Because main bin is only emptied every 3 weeks. It's also rather small.
I recycle, but I'm not evangelical about it. I'm not schlepping to places I don't need to go, with empties, just to avoid putting them in the bin. I'm from a place that prides itself on recycling, but I've read a magazine article where recycling from a town very close to this place was found in a rainforest somewhere halfway round the world, so I'm skeptical about any difference I'm making by bothering and unwilling to put too much effort in. If it's not collected by the kerbside recycling, it's going into the main bin.
I'm also not pulling things apart to recycle them. I read in another magazine about someone's dilemma with pulling apart the metal and the plastic from the pump dispenser part of a hand cream bottle and my face did this 🥴 because seriously, who TF has time for that?!
Then there's the days my plastic recycling is full up, partly with a lot of somethings that aren't food canisters or toiletries bottles, but they happen to be made of plastic and they have the plastic recycling symbol on them, so doing my duty as a good citizen I recycle any such items. Only for them to sometimes leave the entire, completely full, tub of plastic recycling because they didn't want these extras. Whenever that happens, do you think I'm loading up my car with this filthy, stinky, bug infested tub of old food containers and miscellaneous plastic debris etc? Reader, I assure you I am not! It's all going in the main bin. Ditto when they decline to take my cardboard, decreeing that there's too much of it, so they didn't take any of it. Into the main bin it goes!
I'm slowly decluttering a lifetime of what has become miscellaneous tatt too, not everything is of a suitable condition to donate, so those have to be binned. Even where it is in good condition, there's also not a huge amount of donations points for every type of item. Life is too short and my time/energy too precious to go driving across town, doing the rounds of multiple charity shops, trying to find one that's accepting donations of what I have. Nope. If I'm not certain it'll be taken by the one I drive past en-route to the supermarket, then depending on what it's made of it's going either into recycling or into the main bin.
I have a kitchen with no space for additional bins, so recycling sits around in the way until it's taken out in the morning. I don't recycle food waste, partly for this reason and partly because I have hardly any, preferring to eat my food than waste it. But also because I find the concept of semi decaying food, just sitting there on my kitchen worktop stinking the kitchen out, to be utterly revolting. As is cleaning the bin it's stored in. No thanks, it goes in the main bin, the mini bin sits abandoned in the yard and I have my worktop space back.

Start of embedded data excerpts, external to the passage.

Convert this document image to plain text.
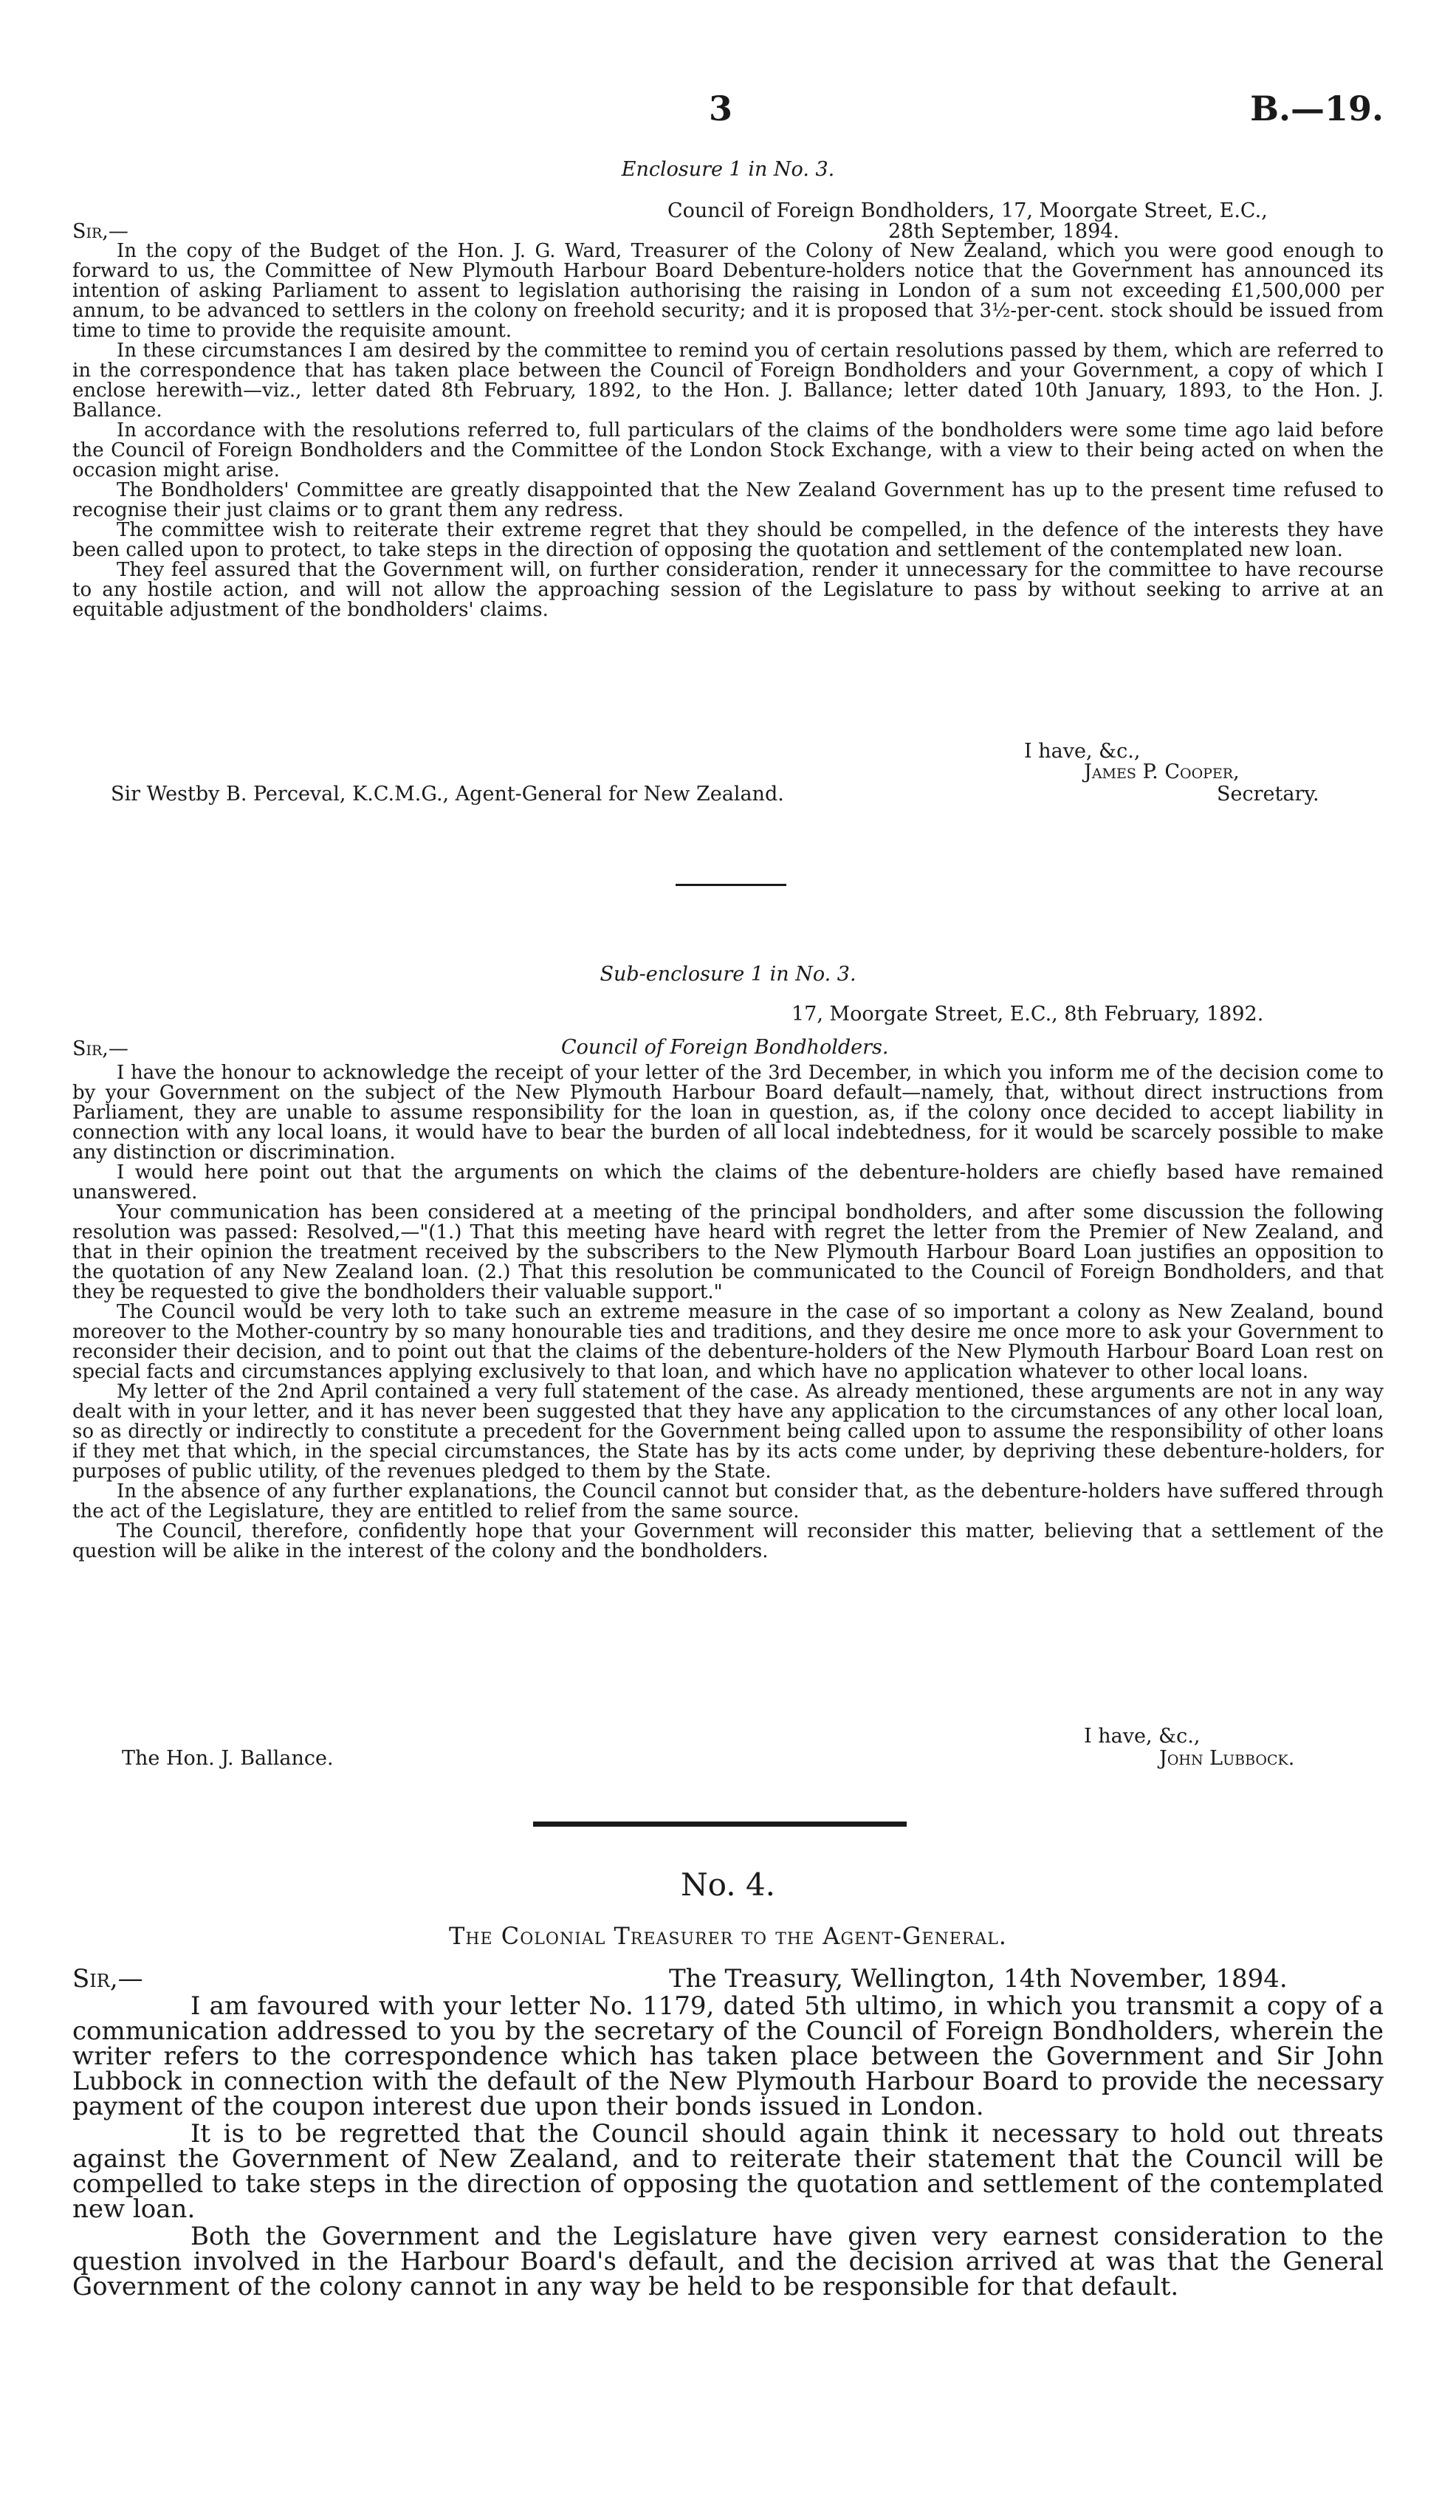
3	B.—19.
Enclosure 1 in No. 3.
Council of Foreign Bondholders, 17, Moorgate Street, E.C.,
Sir,—	28th September, 1894.

In the copy of the Budget of the Hon. J. G. Ward, Treasurer of the Colony of New Zealand, which you were good enough to forward to us, the Committee of New Plymouth Harbour Board Debenture-holders notice that the Government has announced its intention of asking Parliament to assent to legislation authorising the raising in London of a sum not exceeding £1,500,000 per annum, to be advanced to settlers in the colony on freehold security; and it is proposed that 3½-per-cent. stock should be issued from time to time to provide the requisite amount.

In these circumstances I am desired by the committee to remind you of certain resolutions passed by them, which are referred to in the correspondence that has taken place between the Council of Foreign Bondholders and your Government, a copy of which I enclose herewith—viz., letter dated 8th February, 1892, to the Hon. J. Ballance; letter dated 10th January, 1893, to the Hon. J. Ballance.

In accordance with the resolutions referred to, full particulars of the claims of the bondholders were some time ago laid before the Council of Foreign Bondholders and the Committee of the London Stock Exchange, with a view to their being acted on when the occasion might arise.

The Bondholders' Committee are greatly disappointed that the New Zealand Government has up to the present time refused to recognise their just claims or to grant them any redress.

The committee wish to reiterate their extreme regret that they should be compelled, in the defence of the interests they have been called upon to protect, to take steps in the direction of opposing the quotation and settlement of the contemplated new loan.

They feel assured that the Government will, on further consideration, render it unnecessary for the committee to have recourse to any hostile action, and will not allow the approaching session of the Legislature to pass by without seeking to arrive at an equitable adjustment of the bondholders' claims.

I have, &c.,
James P. Cooper,
Sir Westby B. Perceval, K.C.M.G., Agent-General for New Zealand.	Secretary.
Sub-enclosure 1 in No. 3.
17, Moorgate Street, E.C., 8th February, 1892.
Sir,—	Council of Foreign Bondholders.

I have the honour to acknowledge the receipt of your letter of the 3rd December, in which you inform me of the decision come to by your Government on the subject of the New Plymouth Harbour Board default—namely, that, without direct instructions from Parliament, they are unable to assume responsibility for the loan in question, as, if the colony once decided to accept liability in connection with any local loans, it would have to bear the burden of all local indebtedness, for it would be scarcely possible to make any distinction or discrimination.

I would here point out that the arguments on which the claims of the debenture-holders are chiefly based have remained unanswered.

Your communication has been considered at a meeting of the principal bondholders, and after some discussion the following resolution was passed: Resolved,—"(1.) That this meeting have heard with regret the letter from the Premier of New Zealand, and that in their opinion the treatment received by the subscribers to the New Plymouth Harbour Board Loan justifies an opposition to the quotation of any New Zealand loan. (2.) That this resolution be communicated to the Council of Foreign Bondholders, and that they be requested to give the bondholders their valuable support."

The Council would be very loth to take such an extreme measure in the case of so important a colony as New Zealand, bound moreover to the Mother-country by so many honourable ties and traditions, and they desire me once more to ask your Government to reconsider their decision, and to point out that the claims of the debenture-holders of the New Plymouth Harbour Board Loan rest on special facts and circumstances applying exclusively to that loan, and which have no application whatever to other local loans.

My letter of the 2nd April contained a very full statement of the case. As already mentioned, these arguments are not in any way dealt with in your letter, and it has never been suggested that they have any application to the circumstances of any other local loan, so as directly or indirectly to constitute a precedent for the Government being called upon to assume the responsibility of other loans if they met that which, in the special circumstances, the State has by its acts come under, by depriving these debenture-holders, for purposes of public utility, of the revenues pledged to them by the State.

In the absence of any further explanations, the Council cannot but consider that, as the debenture-holders have suffered through the act of the Legislature, they are entitled to relief from the same source.

The Council, therefore, confidently hope that your Government will reconsider this matter, believing that a settlement of the question will be alike in the interest of the colony and the bondholders.

I have, &c.,
The Hon. J. Ballance.	John Lubbock.
No. 4.
The Colonial Treasurer to the Agent-General.
Sir,—	The Treasury, Wellington, 14th November, 1894.

I am favoured with your letter No. 1179, dated 5th ultimo, in which you transmit a copy of a communication addressed to you by the secretary of the Council of Foreign Bondholders, wherein the writer refers to the correspondence which has taken place between the Government and Sir John Lubbock in connection with the default of the New Plymouth Harbour Board to provide the necessary payment of the coupon interest due upon their bonds issued in London.

It is to be regretted that the Council should again think it necessary to hold out threats against the Government of New Zealand, and to reiterate their statement that the Council will be compelled to take steps in the direction of opposing the quotation and settlement of the contemplated new loan.

Both the Government and the Legislature have given very earnest consideration to the question involved in the Harbour Board's default, and the decision arrived at was that the General Government of the colony cannot in any way be held to be responsible for that default.
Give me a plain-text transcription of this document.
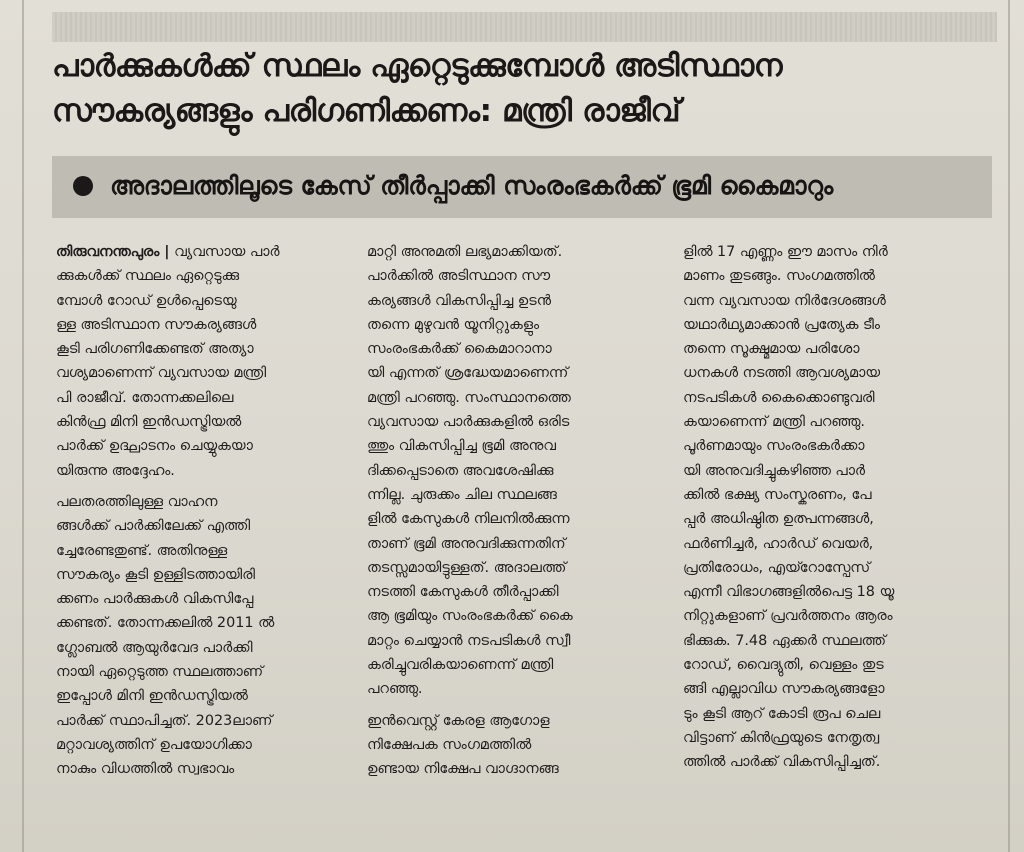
പാർക്കുകൾക്ക് സ്ഥലം ഏറ്റെടുക്കുമ്പോൾ അടിസ്ഥാന
സൗകര്യങ്ങളും പരിഗണിക്കണം: മന്ത്രി രാജീവ്
അദാലത്തിലൂടെ കേസ് തീർപ്പാക്കി സംരംഭകർക്ക് ഭൂമി കൈമാറും
തിരുവനന്തപുരം | വ്യവസായ പാർ
ക്കുകൾക്ക് സ്ഥലം ഏറ്റെടുക്കു
മ്പോൾ റോഡ് ഉൾപ്പെടെയു
ള്ള അടിസ്ഥാന സൗകര്യങ്ങൾ
കൂടി പരിഗണിക്കേണ്ടത് അത്യാ
വശ്യമാണെന്ന് വ്യവസായ മന്ത്രി
പി രാജീവ്. തോന്നക്കലിലെ
കിൻഫ്ര മിനി ഇൻഡസ്ട്രിയൽ
പാർക്ക് ഉദ്ഘാടനം ചെയ്യുകയാ
യിരുന്നു അദ്ദേഹം.
പലതരത്തിലുള്ള വാഹന
ങ്ങൾക്ക് പാർക്കിലേക്ക് എത്തി
ച്ചേരേണ്ടതുണ്ട്. അതിനുള്ള
സൗകര്യം കൂടി ഉള്ളിടത്തായിരി
ക്കണം പാർക്കുകൾ വികസിപ്പേ
ക്കണ്ടത്. തോന്നക്കലിൽ 2011 ൽ
ഗ്ലോബൽ ആയുർവേദ പാർക്കി
നായി ഏറ്റെടുത്ത സ്ഥലത്താണ്
ഇപ്പോൾ മിനി ഇൻഡസ്ട്രിയൽ
പാർക്ക് സ്ഥാപിച്ചത്. 2023ലാണ്
മറ്റാവശ്യത്തിന് ഉപയോഗിക്കാ
നാകും വിധത്തിൽ സ്വഭാവം
മാറ്റി അനുമതി ലഭ്യമാക്കിയത്.
പാർക്കിൽ അടിസ്ഥാന സൗ
കര്യങ്ങൾ വികസിപ്പിച്ച ഉടൻ
തന്നെ മുഴുവൻ യൂനിറ്റുകളും
സംരംഭകർക്ക് കൈമാറാനാ
യി എന്നത് ശ്രദ്ധേയമാണെന്ന്
മന്ത്രി പറഞ്ഞു. സംസ്ഥാനത്തെ
വ്യവസായ പാർക്കുകളിൽ ഒരിട
ത്തും വികസിപ്പിച്ച ഭൂമി അനുവ
ദിക്കപ്പെടാതെ അവശേഷിക്കു
ന്നില്ല. ചുരുക്കം ചില സ്ഥലങ്ങ
ളിൽ കേസുകൾ നിലനിൽക്കുന്ന
താണ് ഭൂമി അനുവദിക്കുന്നതിന്
തടസ്സമായിട്ടുള്ളത്. അദാലത്ത്
നടത്തി കേസുകൾ തീർപ്പാക്കി
ആ ഭൂമിയും സംരംഭകർക്ക് കൈ
മാറ്റം ചെയ്യാൻ നടപടികൾ സ്വീ
കരിച്ചുവരികയാണെന്ന് മന്ത്രി
പറഞ്ഞു.
ഇൻവെസ്റ്റ് കേരള ആഗോള
നിക്ഷേപക സംഗമത്തിൽ
ഉണ്ടായ നിക്ഷേപ വാഗ്ദാനങ്ങ
ളിൽ 17 എണ്ണം ഈ മാസം നിർ
മാണം തുടങ്ങും. സംഗമത്തിൽ
വന്ന വ്യവസായ നിർദേശങ്ങൾ
യഥാർഥ്യമാക്കാൻ പ്രത്യേക ടീം
തന്നെ സൂക്ഷ്മമായ പരിശോ
ധനകൾ നടത്തി ആവശ്യമായ
നടപടികൾ കൈക്കൊണ്ടുവരി
കയാണെന്ന് മന്ത്രി പറഞ്ഞു.
പൂർണമായും സംരംഭകർക്കാ
യി അനുവദിച്ചുകഴിഞ്ഞ പാർ
ക്കിൽ ഭക്ഷ്യ സംസ്കരണം, പേ
പ്പർ അധിഷ്ഠിത ഉത്പന്നങ്ങൾ,
ഫർണിച്ചർ, ഹാർഡ് വെയർ,
പ്രതിരോധം, എയ്റോസ്പേസ്
എന്നീ വിഭാഗങ്ങളിൽപെട്ട 18 യൂ
നിറ്റുകളാണ് പ്രവർത്തനം ആരം
ഭിക്കുക. 7.48 ഏക്കർ സ്ഥലത്ത്
റോഡ്, വൈദ്യുതി, വെള്ളം തുട
ങ്ങി എല്ലാവിധ സൗകര്യങ്ങളോ
ടും കൂടി ആറ് കോടി രൂപ ചെല
വിട്ടാണ് കിൻഫ്രയുടെ നേതൃത്വ
ത്തിൽ പാർക്ക് വികസിപ്പിച്ചത്.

Living several floors up, I'm not carrying that vase of mouldy and half-dead flowers downstairs, out across the drive and into the garden waste recycling bin either, shedding petals and leaves across the floor of my home with each step I take, so I can have the pleasure of cleaning that up upon my return. Nope! I'm walking the few paces from my windowsill to my bin and it's going in there.
If I have something big to get rid of -instead of cramming it into my car, faffing around with the necessary appointment bookings, then driving across town 45min to the tip on the designated day and hoping not to miss this prearranged deadline, there to bust a gut heaving it out of the car and into the relevant big bin. Or paying the council £20 each time for a special item collection to come get it. If I can easily do so, I'll break it up myself instead and put it bit by bit into the main bin, when there's space.
You only need a few deliveries one week to generate enough packaging that needs binning, for the main bin to be rammed full by collection day.
One of my neighbours is 80, has a bad heart and is not dragging multiple bins out to the kerb, everything they have goes into the main bin, no recycling there.
Another neighbour has lost patience and revolted, stopped recycling at all and once their main bin is nearing full, either has a bonfire or puts everything that will physically burn into their wood burner, depending on season.